Ahah! I found my notes from talk(1)ing with him!
-----v6----
Greetings from the distant past...
So, you've gotten interested in those old tapes, eh?
You're gonna love this...
the v6 tape is 12100 512-byte blocks.
The first 100 blocks are a "tp" format archive.
Yeah, tp. Dig up the old v6 manuals. :-)
The remaining 12000 blocks are evenly split into 3 4000 block
file system images, the first being root, the second /usr/source,
and the third /usr/docs.
(They had different names in those days.)
So, to read those tapes, you're going to have to understand the v7
(I mean v6) file system format. The stuff in the tp archive at
the beginning doesn't relly matter--it is a boot block, and then
a few programs meant to be booted by the boot block. Its main
purpose is to extract the rest of the tape.

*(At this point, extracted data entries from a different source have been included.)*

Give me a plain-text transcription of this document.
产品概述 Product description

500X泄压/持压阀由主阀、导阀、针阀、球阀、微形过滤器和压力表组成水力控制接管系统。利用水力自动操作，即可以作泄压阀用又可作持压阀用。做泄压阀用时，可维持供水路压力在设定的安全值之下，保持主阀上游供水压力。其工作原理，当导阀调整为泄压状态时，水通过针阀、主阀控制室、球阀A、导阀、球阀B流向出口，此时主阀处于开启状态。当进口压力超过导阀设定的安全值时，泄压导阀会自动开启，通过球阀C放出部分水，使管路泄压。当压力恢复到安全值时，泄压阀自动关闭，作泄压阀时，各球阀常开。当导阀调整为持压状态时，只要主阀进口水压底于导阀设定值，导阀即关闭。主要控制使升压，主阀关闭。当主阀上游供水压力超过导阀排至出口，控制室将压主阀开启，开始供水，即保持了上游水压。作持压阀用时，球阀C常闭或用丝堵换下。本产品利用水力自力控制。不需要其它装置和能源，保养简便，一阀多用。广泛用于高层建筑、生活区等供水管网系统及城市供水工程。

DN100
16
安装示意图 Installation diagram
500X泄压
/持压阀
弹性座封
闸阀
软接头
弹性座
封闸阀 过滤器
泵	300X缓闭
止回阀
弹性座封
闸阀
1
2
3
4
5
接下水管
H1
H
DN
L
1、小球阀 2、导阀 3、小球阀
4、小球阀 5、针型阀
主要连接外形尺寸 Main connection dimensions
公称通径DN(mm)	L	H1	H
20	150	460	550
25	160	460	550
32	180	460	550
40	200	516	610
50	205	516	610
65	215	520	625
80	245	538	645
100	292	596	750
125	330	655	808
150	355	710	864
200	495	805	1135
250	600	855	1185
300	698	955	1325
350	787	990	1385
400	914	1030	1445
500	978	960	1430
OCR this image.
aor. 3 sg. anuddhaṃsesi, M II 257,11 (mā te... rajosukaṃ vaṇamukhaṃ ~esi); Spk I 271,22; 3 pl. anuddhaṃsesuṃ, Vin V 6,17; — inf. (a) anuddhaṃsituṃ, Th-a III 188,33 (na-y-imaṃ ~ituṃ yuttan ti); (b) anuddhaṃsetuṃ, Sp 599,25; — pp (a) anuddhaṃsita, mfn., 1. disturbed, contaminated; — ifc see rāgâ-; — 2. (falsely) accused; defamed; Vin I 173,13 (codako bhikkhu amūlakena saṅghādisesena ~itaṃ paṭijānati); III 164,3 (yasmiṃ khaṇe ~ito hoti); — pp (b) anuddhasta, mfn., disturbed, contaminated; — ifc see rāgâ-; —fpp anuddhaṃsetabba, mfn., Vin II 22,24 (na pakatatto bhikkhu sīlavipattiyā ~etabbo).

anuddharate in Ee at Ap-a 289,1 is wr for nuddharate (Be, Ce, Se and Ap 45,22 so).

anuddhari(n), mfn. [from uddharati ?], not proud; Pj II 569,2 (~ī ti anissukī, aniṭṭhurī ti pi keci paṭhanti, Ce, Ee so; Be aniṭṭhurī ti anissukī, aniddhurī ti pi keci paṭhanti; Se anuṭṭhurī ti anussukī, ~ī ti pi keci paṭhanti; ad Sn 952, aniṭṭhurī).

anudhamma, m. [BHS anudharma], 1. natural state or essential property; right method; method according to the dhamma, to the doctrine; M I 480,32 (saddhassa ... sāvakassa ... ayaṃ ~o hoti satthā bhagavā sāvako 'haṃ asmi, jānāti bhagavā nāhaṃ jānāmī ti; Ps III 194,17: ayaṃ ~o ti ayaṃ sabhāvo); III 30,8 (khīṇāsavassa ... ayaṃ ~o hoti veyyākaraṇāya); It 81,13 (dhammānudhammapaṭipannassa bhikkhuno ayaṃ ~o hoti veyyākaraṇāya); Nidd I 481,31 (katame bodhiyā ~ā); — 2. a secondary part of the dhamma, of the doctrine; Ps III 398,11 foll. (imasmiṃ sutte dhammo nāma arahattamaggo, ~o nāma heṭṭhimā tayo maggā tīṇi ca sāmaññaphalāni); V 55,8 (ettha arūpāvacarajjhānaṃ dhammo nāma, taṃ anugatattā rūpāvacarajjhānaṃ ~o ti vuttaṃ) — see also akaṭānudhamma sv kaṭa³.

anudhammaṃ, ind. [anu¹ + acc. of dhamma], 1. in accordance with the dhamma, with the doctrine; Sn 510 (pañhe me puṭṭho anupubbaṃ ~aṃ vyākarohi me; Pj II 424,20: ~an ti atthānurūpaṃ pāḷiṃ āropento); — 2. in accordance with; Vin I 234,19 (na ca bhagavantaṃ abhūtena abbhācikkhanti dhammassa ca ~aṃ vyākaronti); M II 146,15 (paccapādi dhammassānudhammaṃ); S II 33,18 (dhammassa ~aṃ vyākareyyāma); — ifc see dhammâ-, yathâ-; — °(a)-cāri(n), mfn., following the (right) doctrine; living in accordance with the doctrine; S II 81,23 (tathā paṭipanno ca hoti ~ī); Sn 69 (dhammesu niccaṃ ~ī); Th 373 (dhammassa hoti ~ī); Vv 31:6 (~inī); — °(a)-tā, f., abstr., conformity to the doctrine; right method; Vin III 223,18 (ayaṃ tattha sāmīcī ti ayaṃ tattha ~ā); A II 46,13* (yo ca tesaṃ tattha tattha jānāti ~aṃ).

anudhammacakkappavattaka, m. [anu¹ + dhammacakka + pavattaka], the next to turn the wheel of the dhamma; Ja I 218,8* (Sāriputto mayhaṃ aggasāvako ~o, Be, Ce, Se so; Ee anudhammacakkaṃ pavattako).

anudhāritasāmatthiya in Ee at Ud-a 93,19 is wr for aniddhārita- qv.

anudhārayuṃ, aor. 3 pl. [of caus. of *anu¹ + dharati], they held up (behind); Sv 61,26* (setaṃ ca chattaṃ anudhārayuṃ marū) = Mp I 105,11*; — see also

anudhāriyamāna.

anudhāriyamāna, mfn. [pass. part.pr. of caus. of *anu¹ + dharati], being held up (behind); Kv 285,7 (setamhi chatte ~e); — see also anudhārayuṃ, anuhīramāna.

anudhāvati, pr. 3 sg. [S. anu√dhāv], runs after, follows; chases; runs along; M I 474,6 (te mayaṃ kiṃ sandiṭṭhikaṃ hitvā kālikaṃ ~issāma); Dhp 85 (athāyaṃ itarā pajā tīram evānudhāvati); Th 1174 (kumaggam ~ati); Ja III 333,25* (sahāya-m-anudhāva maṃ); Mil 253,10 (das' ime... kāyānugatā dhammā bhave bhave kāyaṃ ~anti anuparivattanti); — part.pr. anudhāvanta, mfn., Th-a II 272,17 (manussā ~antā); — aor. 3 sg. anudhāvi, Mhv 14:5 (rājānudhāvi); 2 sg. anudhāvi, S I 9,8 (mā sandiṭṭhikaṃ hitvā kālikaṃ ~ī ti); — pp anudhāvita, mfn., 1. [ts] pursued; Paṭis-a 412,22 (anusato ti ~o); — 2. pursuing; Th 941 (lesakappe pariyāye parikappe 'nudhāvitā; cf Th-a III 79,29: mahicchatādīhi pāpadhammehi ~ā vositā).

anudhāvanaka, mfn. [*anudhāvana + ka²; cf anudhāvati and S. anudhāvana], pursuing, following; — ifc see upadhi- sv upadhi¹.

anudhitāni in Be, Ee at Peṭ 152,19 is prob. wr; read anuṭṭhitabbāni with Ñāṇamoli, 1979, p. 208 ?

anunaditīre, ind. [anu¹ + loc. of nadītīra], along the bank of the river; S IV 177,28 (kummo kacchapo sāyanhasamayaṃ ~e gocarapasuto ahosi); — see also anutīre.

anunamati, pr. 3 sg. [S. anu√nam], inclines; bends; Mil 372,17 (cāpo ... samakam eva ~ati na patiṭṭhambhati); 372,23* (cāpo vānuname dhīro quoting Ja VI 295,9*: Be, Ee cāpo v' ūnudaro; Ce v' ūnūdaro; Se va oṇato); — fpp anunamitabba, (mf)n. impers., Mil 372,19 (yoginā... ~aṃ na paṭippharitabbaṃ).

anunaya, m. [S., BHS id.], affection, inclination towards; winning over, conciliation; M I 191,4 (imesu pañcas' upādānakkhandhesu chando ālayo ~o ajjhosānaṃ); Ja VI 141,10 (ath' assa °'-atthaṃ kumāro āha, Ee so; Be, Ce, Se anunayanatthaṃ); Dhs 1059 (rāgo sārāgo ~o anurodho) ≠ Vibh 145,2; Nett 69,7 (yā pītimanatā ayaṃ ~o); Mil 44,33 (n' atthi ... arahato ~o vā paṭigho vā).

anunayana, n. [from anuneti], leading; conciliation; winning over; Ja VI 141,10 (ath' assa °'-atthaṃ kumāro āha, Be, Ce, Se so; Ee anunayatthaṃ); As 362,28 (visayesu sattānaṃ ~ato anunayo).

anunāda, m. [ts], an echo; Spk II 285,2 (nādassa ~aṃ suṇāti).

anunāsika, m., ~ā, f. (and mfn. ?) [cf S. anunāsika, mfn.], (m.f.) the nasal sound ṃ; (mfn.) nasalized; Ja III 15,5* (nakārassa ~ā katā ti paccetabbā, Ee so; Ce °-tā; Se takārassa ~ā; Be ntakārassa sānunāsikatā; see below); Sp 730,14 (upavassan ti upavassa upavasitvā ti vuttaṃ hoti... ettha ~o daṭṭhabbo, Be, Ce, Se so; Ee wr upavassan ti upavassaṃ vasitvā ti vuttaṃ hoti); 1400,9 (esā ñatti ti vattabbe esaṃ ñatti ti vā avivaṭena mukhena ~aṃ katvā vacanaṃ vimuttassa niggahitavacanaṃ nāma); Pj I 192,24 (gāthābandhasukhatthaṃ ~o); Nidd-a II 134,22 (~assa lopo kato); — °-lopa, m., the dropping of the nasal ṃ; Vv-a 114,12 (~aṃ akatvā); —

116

Anyway, I went through all this a few years ago. It turned out
to be remarkably simple to write a simple program to read the file
system image, but I no longer have it.

----v7----
Now, about the v7 tape. The format of that tape is as follows:
There are ... 5 files consisting of 512 byte records,
and 2 files consisting of 10240 byte records.
The first 5 files are basically boot stuff again.
The second or third is just a list of the tape contents,
the others are standalone "cat", standalone "mkfs", and standalone "restor",
and the boot block itself.
Then, the last two files are v7 dumps of root and usr.
I have a program I wrote to extract those.
And I still have the sources for that one. So I'll just email it to you.